Markov Decision Processes¶

Learning Objectives¶

Describe the definition of Markov Decision Process
Compute utility of a reward sequence given discount factor
Define policy and optimal policy of an MDP
Define state-value and (true) state value of an MDP
Define Q-value and (true) Q value of an MDP
Derive optimal policy from (true) state value or (true) Q-values
Write Bellman Equation for state-value and Q-value for optimal policy and a given policy
Describe and implement value iteration algorithm (through Bellman update) for solving MDPs
Describe and implement policy iteration algorithm (through policy evaluation and policy improvement) for solving MDPs
Understand convergence for value iteration and policy iteration

Defining MDPs¶

Formulation¶

A Markov Decision Process (MDP) is defined by:

A set of states $S$. For pacman this could be grid positions.
A set of actions $A$. For pacman, this would be North, South, East, and West.
A transition function $T(s, a, s')$ which represents the probability of being in state $s'$ after taking action $a$ from state $s$.
A reward function $R(s, a, s')$ which represents the reward received from being in state $s$, taking action $a$, and ending up in state $s'$.
A start state $s_0 \in S$
Potentially one or more terminal states

Markov Property¶

The Markov property states that given the present state, the previous and future states are all conditionally independent. In MDPs, actions depend only on the current state. The following two expressions are equivalent for MDPs:

$$P(S_{t+1}=s_{t+1}|A_t=a_t, s_t=s_t, A_{t-1}=a_{t-1}, S_{t-1}=s_{t-1}...A_0=a_0, S_0=s_0)$$

$$P(S_{t+1}=s_{t+1}|A_t=a_t, s_t=s_t)$$

Policies¶

A policy, $\pi$, represents a plan. More formally, $\pi$ is a function that maps states to actions ($\pi: S \rightarrow A$). For each state $s \in S$, $\pi(s)$ returns the corresponding action from the plan.

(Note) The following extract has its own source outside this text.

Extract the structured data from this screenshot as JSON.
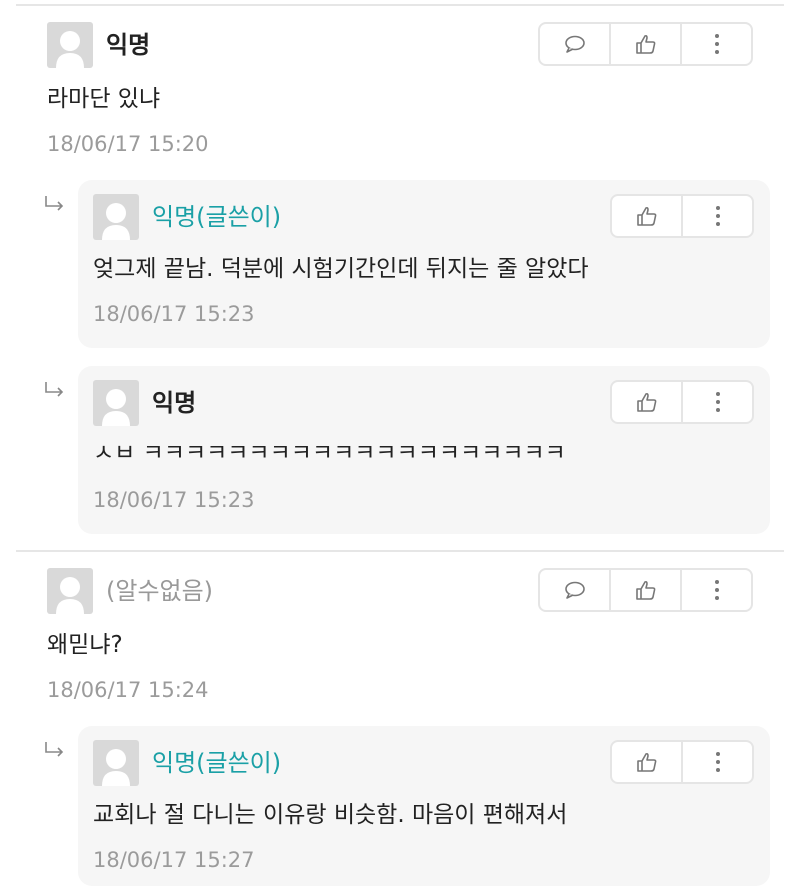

An optimal policy is one that would maximize expected utility if followed.

Exercise: How is this different than what expectimax does (hint: does expectimax tell you what to do for every state)?

Discounting¶

The idea of discounting stems from the principle that a reward now is better than the same reward later. We weight each value of a state by some factor $\gamma \in [0, 1]$. Restricting $\gamma$ to this range ensures the game doesn't last forever with infinite reward.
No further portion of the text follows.